En uzun koşuysa elbet/ Türkiye’de de Devrim/ O, onun en güzel yüz metresini koştu/ En sekmez lüverin namlusundan fırlayarak … /En hızlısıydı hepimizin / En önce göğüsledi ipi…
48 yıl... Tam 48 yıl geçti Denizlerin idamının üzerinden. 48 yıl önce hep bir ağızdan haykırmıştı Denizler: “ Yaşasın Marksizmin-Leninizmin Yüce İdeolojisi”, “Yaşasın Halkların Birlikte Mücadelesi!”
Deniz Gezmiş, Yusuf Aslan, Hüseyin İnan üç militan, üç komünist, üç büyük devrimci yürek... Yaşamanın anlamını kavga içinde bulmuştu onlar, kavga onlar için sömürülen, baskıya uğrayan, ezilen milyonların özgürleşmesi demekti.
Okul sıralarından, meydanlara, oradan Filistin’e, ardından gerilla mücadelesine Nurhaklar’a uzanan bir yaşamdı onlarınkı. Başkalarının acılarını kendi acıları bildiler, devrimci zorun gerçek çözüm olduğunu bilinçleriyle ve yürekleriyle anladılar, eyleme geçtiler. Onları fiziken aramızdan almış olsalar da bugün Denizlerin ardılları mücadeleyi, üniversitelerde, sokaklarda, meydanlarda, fabrikalarda uzlaşmaz bir biçimde yürütüyor.

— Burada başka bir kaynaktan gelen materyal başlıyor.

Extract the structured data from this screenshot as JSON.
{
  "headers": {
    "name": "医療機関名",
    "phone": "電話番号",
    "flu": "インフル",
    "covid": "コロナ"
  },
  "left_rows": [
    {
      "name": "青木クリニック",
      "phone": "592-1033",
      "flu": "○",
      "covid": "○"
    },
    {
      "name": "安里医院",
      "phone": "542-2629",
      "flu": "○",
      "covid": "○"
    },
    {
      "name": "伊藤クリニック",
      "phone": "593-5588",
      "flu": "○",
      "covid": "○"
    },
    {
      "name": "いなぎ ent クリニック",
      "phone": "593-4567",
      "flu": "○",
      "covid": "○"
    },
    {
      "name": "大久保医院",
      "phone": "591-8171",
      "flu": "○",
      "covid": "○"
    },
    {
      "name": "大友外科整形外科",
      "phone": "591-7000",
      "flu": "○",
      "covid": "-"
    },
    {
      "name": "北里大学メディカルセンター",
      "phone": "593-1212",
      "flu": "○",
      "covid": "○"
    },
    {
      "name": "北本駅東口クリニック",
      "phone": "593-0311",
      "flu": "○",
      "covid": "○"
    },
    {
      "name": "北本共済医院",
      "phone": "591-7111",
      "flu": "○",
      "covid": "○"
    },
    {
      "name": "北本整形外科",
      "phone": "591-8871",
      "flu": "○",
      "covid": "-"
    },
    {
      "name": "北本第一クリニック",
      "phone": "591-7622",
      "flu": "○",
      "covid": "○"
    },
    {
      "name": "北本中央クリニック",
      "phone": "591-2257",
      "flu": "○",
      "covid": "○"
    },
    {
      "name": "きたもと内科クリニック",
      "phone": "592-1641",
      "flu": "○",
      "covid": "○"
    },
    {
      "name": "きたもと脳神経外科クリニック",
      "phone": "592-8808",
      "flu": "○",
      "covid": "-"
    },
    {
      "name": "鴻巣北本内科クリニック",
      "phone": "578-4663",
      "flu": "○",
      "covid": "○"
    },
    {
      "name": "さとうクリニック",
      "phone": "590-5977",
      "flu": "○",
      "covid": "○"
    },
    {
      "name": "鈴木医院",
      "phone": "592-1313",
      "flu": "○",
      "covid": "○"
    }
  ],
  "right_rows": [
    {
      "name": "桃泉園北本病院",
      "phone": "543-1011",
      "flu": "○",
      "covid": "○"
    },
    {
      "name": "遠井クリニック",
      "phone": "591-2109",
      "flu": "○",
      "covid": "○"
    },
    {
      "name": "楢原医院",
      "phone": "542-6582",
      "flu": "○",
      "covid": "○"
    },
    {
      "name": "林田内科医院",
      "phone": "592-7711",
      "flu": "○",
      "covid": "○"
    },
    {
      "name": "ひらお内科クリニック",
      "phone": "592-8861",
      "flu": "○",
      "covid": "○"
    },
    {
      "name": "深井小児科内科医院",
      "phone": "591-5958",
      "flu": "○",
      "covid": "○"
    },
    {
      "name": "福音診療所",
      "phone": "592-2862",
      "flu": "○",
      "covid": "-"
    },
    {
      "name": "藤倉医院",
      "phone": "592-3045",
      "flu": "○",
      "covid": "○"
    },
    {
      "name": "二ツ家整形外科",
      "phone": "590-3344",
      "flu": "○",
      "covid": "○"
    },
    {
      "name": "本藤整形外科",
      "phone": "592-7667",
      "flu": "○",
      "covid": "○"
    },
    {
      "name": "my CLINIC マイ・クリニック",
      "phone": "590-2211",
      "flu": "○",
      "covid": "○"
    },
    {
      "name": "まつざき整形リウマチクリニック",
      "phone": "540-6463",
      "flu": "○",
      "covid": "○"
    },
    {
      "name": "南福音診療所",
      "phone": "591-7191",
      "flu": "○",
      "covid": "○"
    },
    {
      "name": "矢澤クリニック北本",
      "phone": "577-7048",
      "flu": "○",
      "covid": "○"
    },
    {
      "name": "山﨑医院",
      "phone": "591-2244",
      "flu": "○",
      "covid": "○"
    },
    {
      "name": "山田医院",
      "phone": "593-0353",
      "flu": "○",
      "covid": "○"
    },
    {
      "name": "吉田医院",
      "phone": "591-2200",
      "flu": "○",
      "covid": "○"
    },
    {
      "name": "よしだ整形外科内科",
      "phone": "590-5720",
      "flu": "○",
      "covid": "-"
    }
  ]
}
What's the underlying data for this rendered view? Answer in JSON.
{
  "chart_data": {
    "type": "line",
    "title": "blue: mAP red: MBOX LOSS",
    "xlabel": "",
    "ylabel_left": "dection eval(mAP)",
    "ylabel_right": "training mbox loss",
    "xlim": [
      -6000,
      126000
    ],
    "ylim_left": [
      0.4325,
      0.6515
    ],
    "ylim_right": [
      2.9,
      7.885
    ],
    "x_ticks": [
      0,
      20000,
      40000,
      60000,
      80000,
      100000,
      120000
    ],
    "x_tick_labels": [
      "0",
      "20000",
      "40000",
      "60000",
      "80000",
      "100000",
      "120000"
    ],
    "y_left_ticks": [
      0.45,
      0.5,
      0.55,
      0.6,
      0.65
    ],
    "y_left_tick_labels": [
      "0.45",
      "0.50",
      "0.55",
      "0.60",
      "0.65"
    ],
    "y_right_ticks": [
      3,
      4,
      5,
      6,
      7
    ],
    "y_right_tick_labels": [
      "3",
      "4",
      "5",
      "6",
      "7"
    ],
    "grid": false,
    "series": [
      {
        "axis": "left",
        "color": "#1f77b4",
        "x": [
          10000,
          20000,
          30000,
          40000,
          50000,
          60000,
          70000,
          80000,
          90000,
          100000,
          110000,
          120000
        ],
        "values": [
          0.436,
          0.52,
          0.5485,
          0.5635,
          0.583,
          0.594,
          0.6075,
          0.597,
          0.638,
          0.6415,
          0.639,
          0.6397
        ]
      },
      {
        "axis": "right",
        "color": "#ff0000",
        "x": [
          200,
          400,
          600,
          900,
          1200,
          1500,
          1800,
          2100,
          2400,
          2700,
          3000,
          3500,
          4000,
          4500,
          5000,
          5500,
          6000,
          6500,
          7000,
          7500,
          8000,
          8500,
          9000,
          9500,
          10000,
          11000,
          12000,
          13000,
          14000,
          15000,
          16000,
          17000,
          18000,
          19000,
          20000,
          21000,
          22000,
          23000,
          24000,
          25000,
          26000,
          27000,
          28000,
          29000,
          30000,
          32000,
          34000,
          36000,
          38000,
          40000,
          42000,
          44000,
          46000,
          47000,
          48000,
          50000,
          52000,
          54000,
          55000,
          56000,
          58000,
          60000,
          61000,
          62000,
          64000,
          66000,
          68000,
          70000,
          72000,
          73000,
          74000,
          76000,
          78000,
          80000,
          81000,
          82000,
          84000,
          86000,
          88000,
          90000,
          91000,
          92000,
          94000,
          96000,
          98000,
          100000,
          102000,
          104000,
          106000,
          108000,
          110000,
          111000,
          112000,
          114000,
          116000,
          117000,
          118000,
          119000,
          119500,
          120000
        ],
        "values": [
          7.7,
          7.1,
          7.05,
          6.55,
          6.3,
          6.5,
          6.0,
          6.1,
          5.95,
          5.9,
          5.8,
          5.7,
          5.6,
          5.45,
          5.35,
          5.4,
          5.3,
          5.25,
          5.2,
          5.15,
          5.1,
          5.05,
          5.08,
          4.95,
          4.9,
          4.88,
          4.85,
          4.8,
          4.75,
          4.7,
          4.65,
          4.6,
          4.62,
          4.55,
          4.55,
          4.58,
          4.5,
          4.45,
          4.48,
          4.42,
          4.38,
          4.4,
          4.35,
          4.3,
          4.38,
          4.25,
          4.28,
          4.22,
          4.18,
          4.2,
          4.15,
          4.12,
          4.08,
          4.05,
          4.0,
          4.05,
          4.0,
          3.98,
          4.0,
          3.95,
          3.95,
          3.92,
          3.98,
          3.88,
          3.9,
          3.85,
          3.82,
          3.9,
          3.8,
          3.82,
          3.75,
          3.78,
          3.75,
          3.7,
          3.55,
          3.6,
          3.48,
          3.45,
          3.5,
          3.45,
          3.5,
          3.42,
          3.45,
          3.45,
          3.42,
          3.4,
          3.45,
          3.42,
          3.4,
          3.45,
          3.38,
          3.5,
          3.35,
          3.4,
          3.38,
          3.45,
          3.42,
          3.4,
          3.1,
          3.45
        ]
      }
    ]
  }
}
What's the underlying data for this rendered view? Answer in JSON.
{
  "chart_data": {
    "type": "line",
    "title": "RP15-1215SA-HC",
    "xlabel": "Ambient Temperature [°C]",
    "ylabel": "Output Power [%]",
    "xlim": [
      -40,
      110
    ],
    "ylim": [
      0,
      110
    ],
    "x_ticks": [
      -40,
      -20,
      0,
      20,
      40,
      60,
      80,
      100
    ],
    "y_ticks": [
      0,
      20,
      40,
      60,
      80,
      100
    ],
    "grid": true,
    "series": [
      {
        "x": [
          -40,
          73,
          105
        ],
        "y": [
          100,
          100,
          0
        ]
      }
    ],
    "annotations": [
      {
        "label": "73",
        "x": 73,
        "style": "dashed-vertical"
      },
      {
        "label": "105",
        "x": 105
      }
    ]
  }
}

Bugün tüm dünyayı sarsan bir virüs ile karşı karşıyayız. Bu virüsün karşısında kapitalizmin nasıl da çaresiz kaldığını görmekteyiz. Evet kapitalizm çöküyor! Ne kadar sosyal mesafe deseler de dünyanın birçok yerinde Lübnan’da, Somali’de, Fransa’da vs. işçilerin ayaklanmacı ruh halini görüyoruz. Ekonomik ve politik krizin bugunlerde daha da derinleştiği böylesi bir süreçte, ayaklanmaya gebe olan topraklarımızda bugün Denizlerin cüretini, eylemci ruh halini kuşanmalıyız.
Devrimi örgütlemek için bugün gerçek anlamda Denizleşmeliyiz! Denizlerin de dediği gibi “Devrim Ya Ruhumuzdadır Ya Da Hiçbir Yerde”.